“Kebijakan itu tidak bisa dipidanakan, gitu. Kebijakan itu adalah konsekuensi dari satu jabatan, gitu ya. Kalau ini terus berlanjut, seperti ini bekas menteri, bekas Dirjen, iya, karena kebijakannya kemudian dipidanakan, orang enggak akan lagi mau jadi pejabat publik,” sambungnya.
Maka dari itu, menurut Abdul Fickar, kasus yang dihadapi Tom Lembong harus menjadi pelajaran bagi semua pihak.
“Saya kira ini pelajaran yang menarik ke depan. Itu enggak bisa sembarangan kejaksaan menetapkan orang, apa, bekas pejabat publik itu ya …karena kebijakannya, kemudian dia kriminalkan, atau dipidanakan,” lanjut Abdul Fikar.
“Kecuali—nah ada kecualinya—memang kecuali bisa dibuktikan bahwa dari kebijakannya itu dia mendapatkan sesuatu.
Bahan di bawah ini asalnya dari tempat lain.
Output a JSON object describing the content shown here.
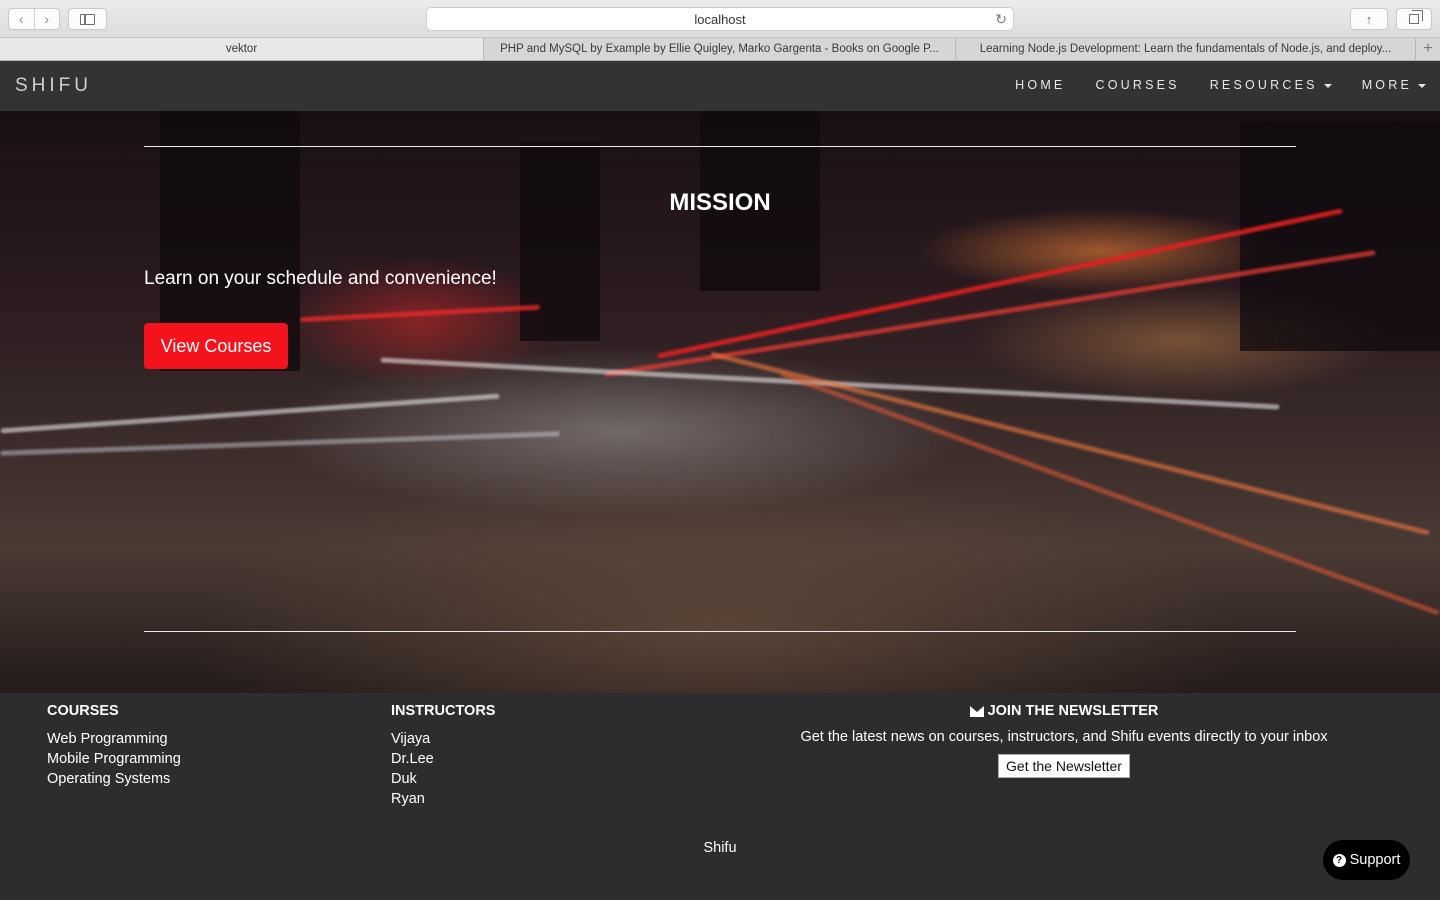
{
  "browser": {
    "address": "localhost",
    "tabs": [
      {
        "label": "vektor",
        "active": true
      },
      {
        "label": "PHP and MySQL by Example by Ellie Quigley, Marko Gargenta - Books on Google P...",
        "active": false
      },
      {
        "label": "Learning Node.js Development: Learn the fundamentals of Node.js, and deploy...",
        "active": false
      }
    ],
    "icons": [
      "back-icon",
      "forward-icon",
      "sidebar-icon",
      "reload-icon",
      "share-icon",
      "tabs-overview-icon",
      "new-tab-icon"
    ]
  },
  "nav": {
    "brand": "SHIFU",
    "items": [
      {
        "label": "HOME",
        "dropdown": false
      },
      {
        "label": "COURSES",
        "dropdown": false
      },
      {
        "label": "RESOURCES",
        "dropdown": true
      },
      {
        "label": "MORE",
        "dropdown": true
      }
    ]
  },
  "hero": {
    "title": "MISSION",
    "tagline": "Learn on your schedule and convenience!",
    "cta_label": "View Courses",
    "cta_color": "#f4121c"
  },
  "footer": {
    "courses": {
      "heading": "COURSES",
      "links": [
        "Web Programming",
        "Mobile Programming",
        "Operating Systems"
      ]
    },
    "instructors": {
      "heading": "INSTRUCTORS",
      "links": [
        "Vijaya",
        "Dr.Lee",
        "Duk",
        "Ryan"
      ]
    },
    "newsletter": {
      "heading": "JOIN THE NEWSLETTER",
      "text": "Get the latest news on courses, instructors, and Shifu events directly to your inbox",
      "button_label": "Get the Newsletter"
    },
    "copyright": "Shifu",
    "support_label": "Support"
  }
}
Mendapatkan uang, umpamanya, atau materi lain, ya. Nah, itu kan jelas artinya, kebijakan itu didasari oleh motif yang lain, ekonomi. Motif untuk mencari uang dan sebagainya,” sambungnya.
Sementara itu, pengamat pertanian dari Asosiasi Ekonomi Politik Indonesia (AEPI) Khudori meminta Kejaksaan Agung untuk memeriksa semua kasus impor pangan setelah menetapkan Tom Lembong sebagai tersangka dalam kasus impor gula.
Khudori, dalam pernyataan tertulisnya, pada Rabu (30/10), menyatakan bahwa kasus impor pangan sebenarnya tidak hanya terjadi pada gula. Dia merujuk pada hasil pemeriksaan Badan Pemeriksa Keuangan (BPK) tentang pengelolaan tata niaga impor pangan sejak 2015 hingga Semester I 2017, atau dari Menteri Perdagangan Rachmat Gobel, Tom Lembong, hingga Enggartiasto Lukita,. BPK waktu itu menemukan 11 kesalahan kebijakan impor pada lima komoditas: beras, gula, garam, kedelai, sapi, dan daging sapi.
Jika dikelompokkan, kesalahan tersebut terbagi menjadi empat besar. Pertama, impor tak diputuskan di rapat di Kemenko Perekonomian.
Kedua, impor tanpa persetujuan kementerian teknis, yakni Kementerian Pertanian.
Ketiga, impor tak didukung data kebutuhan dan persyaratan dokumen.
Keempat, pemasukan impor melebihi dari tenggat yang ditentukan.